Qu’avons-nous fait pour mériter ce sort ? Aujourd’hui, nous voyons des commandants du navire Nouveau départ et autres matelots du canot de la Rupture bomber le torse et se répandre dans des professions de foi. Mais, où étaient –ils réellement une certaine nuit du 20 Mai 2015 quand se jouait au Parlement le sort de la Démocratie béninoise, avec en première ligne la doyenne d’âge de l’Assemblée nationale béninoise, la désormais vénérable Rosine Vieyra- Soglo. Dans un Parlement en pleine déliquescence , où des cantines bourrées d’argent devaient contribuer à faire élire le président à la place des élus du peuple, la doyenne d’âge du Parlement a su tenir la barque pour éviter le naufrage du navire Bénin, malgré son handicap visuel, malgré son âge très avancé. Ces faiblesses physiques ne l’empêchaient pas de garder toute sa lucidité, face au sort de notre Nation qui basculerait soit, dans une dictature des pilleurs du peuple ou redorerait le blason de notre démocratie, afin que le Bénin continue de mériter son nom de laboratoire de la démocratie.

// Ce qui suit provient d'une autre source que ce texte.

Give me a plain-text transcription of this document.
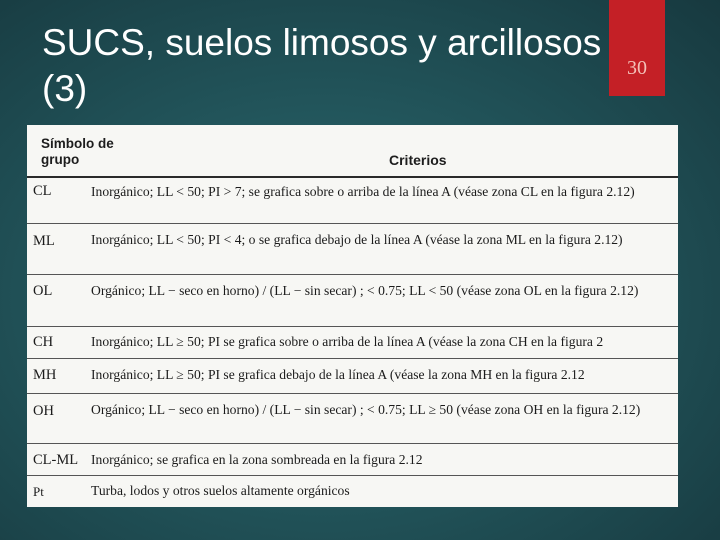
SUCS, suelos limosos y arcillosos (3)	30
Símbolo de grupo	Criterios
CL	Inorgánico; LL < 50; PI > 7; se grafica sobre o arriba de la línea A (véase zona CL en la figura 2.12)
ML	Inorgánico; LL < 50; PI < 4; o se grafica debajo de la línea A (véase la zona ML en la figura 2.12)
OL	Orgánico; LL − seco en horno) / (LL − sin secar) ; < 0.75; LL < 50 (véase zona OL en la figura 2.12)
CH	Inorgánico; LL ≥ 50; PI se grafica sobre o arriba de la línea A (véase la zona CH en la figura 2
MH	Inorgánico; LL ≥ 50; PI se grafica debajo de la línea A (véase la zona MH en la figura 2.12
OH	Orgánico; LL − seco en horno) / (LL − sin secar) ; < 0.75; LL ≥ 50 (véase zona OH en la figura 2.12)
CL-ML Inorgánico; se grafica en la zona sombreada en la figura 2.12
Pt	Turba, lodos y otros suelos altamente orgánicos
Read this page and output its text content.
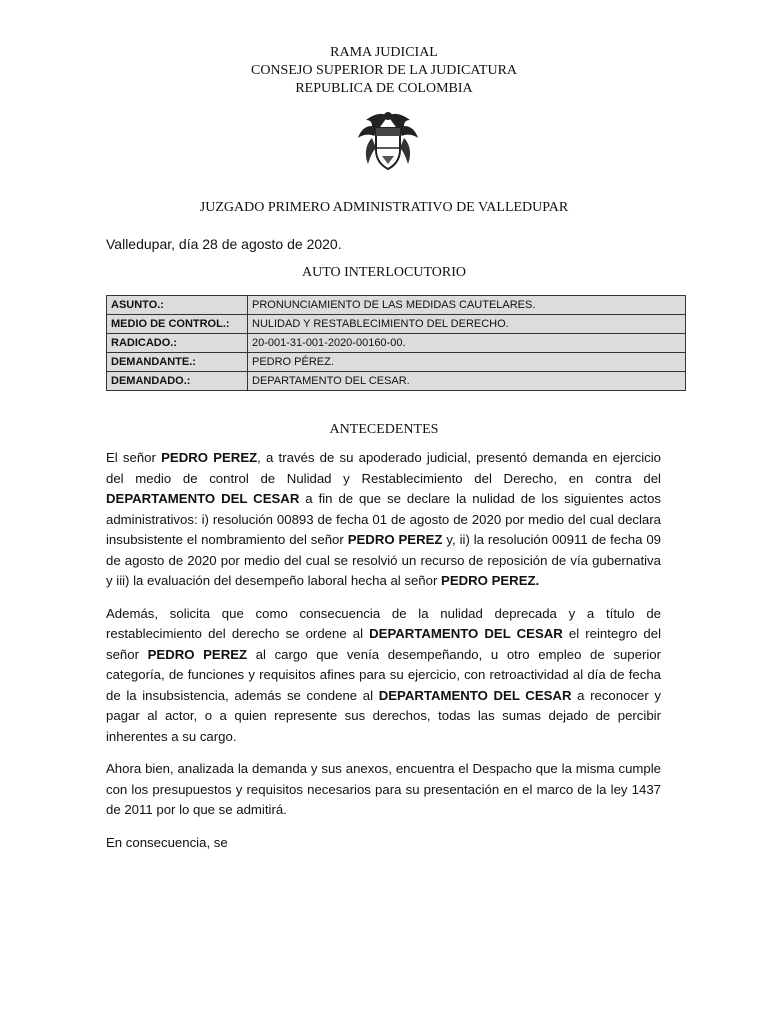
RAMA JUDICIAL
CONSEJO SUPERIOR DE LA JUDICATURA
REPUBLICA DE COLOMBIA
JUZGADO PRIMERO ADMINISTRATIVO DE VALLEDUPAR
Valledupar, día 28 de agosto de 2020.
AUTO INTERLOCUTORIO
ASUNTO.:	PRONUNCIAMIENTO DE LAS MEDIDAS CAUTELARES.
MEDIO DE CONTROL.:	NULIDAD Y RESTABLECIMIENTO DEL DERECHO.
RADICADO.:	20-001-31-001-2020-00160-00.
DEMANDANTE.:	PEDRO PÉREZ.
DEMANDADO.:	DEPARTAMENTO DEL CESAR.
ANTECEDENTES

El señor PEDRO PEREZ, a través de su apoderado judicial, presentó demanda en ejercicio del medio de control de Nulidad y Restablecimiento del Derecho, en contra del DEPARTAMENTO DEL CESAR a fin de que se declare la nulidad de los siguientes actos administrativos: i) resolución 00893 de fecha 01 de agosto de 2020 por medio del cual declara insubsistente el nombramiento del señor PEDRO PEREZ y, ii) la resolución 00911 de fecha 09 de agosto de 2020 por medio del cual se resolvió un recurso de reposición de vía gubernativa y iii) la evaluación del desempeño laboral hecha al señor PEDRO PEREZ.

Además, solicita que como consecuencia de la nulidad deprecada y a título de restablecimiento del derecho se ordene al DEPARTAMENTO DEL CESAR el reintegro del señor PEDRO PEREZ al cargo que venía desempeñando, u otro empleo de superior categoría, de funciones y requisitos afines para su ejercicio, con retroactividad al día de fecha de la insubsistencia, además se condene al DEPARTAMENTO DEL CESAR a reconocer y pagar al actor, o a quien represente sus derechos, todas las sumas dejado de percibir inherentes a su cargo.

Ahora bien, analizada la demanda y sus anexos, encuentra el Despacho que la misma cumple con los presupuestos y requisitos necesarios para su presentación en el marco de la ley 1437 de 2011 por lo que se admitirá.

En consecuencia, se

Depuis cette nuit du 20 Mai, le train de la Rupture et du Nouveau départ a été mis sur les rails ; avec la détermination des femmes dont le rôle ne peut être sous-estimé. Et le président élu par les députés sait bien que la doyenne d’âge du Parlement est la figure emblématique de cette importante couche majoritaire de la population béninoise. Son vibrant plaidoyer pour rétablir enfin la femme béninoise d’élément moteur de la société doit être suivi d’effets pour ancrer le Bénin définitivement dans le sens progressiste de l’Histoire.
Hillary l’a fait, pourquoi pas moi !
Tu as combattu le bon combat et tu as été vaincue malgré ta vaillance. Mais le combat continue, car ce n’est pas seulement derrière le bureau ovale de la Maison blanche qu’il faille le mener. L’Histoire retiendra qu’une femme a osé aller jusqu’où peu d’hommes sont arrivés. Ton courage, en dépit des adversités du début à la fin du processus électoral nous a sauvées, nous femmes du Monde, du mépris et de l’arrogance des hommes. Tu nous as sauvées du doute, de notre manque de confiance et d’estime en nous-mêmes. Désormais, notre slogan sera : « Hillary l’a fait ! Pourquoi pas nous ? ».
Longtemps après ce 8 novembre, nous parlerons de tes hauts faits à nos filles et nos petites filles pour que tu serves de moteur à leurs visions du monde ; afin qu’elles soient aussi vaillantes que toi, aussi humanistes à comprendre qu’un pays n’est grand que par son rôle à rassembler le maximun de peuples autour de ses idéaux, un pays n’est grand que lorsqu’il a pour vocation de protéger les plus faibles contre les toutes les violences et autres extrémismes auxquelles ils doivent faire face. Le peuple américain ne peut se retrancher derrière un grand mur et manger tout seul son blé de prospérité, alors que le Mexique et Haïti subissent famine, ouragan, choléra à ses portes. Il s’agit de se battre pour la dignité de l’humain. Et tu portais cet espoir pour nous les petits peuples. Hélas ! Nos rêves se sont brisés ! Mais tu as su nous indiquer la voie pour continuer la lutte et préférer mourir debout, que de vivre à genoux », comme l’a écrit quelqu’un. Toute vie est lutte et toute lutte est vie ! Hillary, tu es notre égérie, à nous femmes africaines et celles du Bénin en particulier. Va ! Que ta lutte en faveur d’un monde de paix, d’humanisme et de bonheur pour le plus grand nombre irradie la terre entière. Et qu’à travers le monde le sort des femmes s’améliore, puisque désormais, elles s’écriront : « Hillary l’a fait ! Pourquoi pas moi »?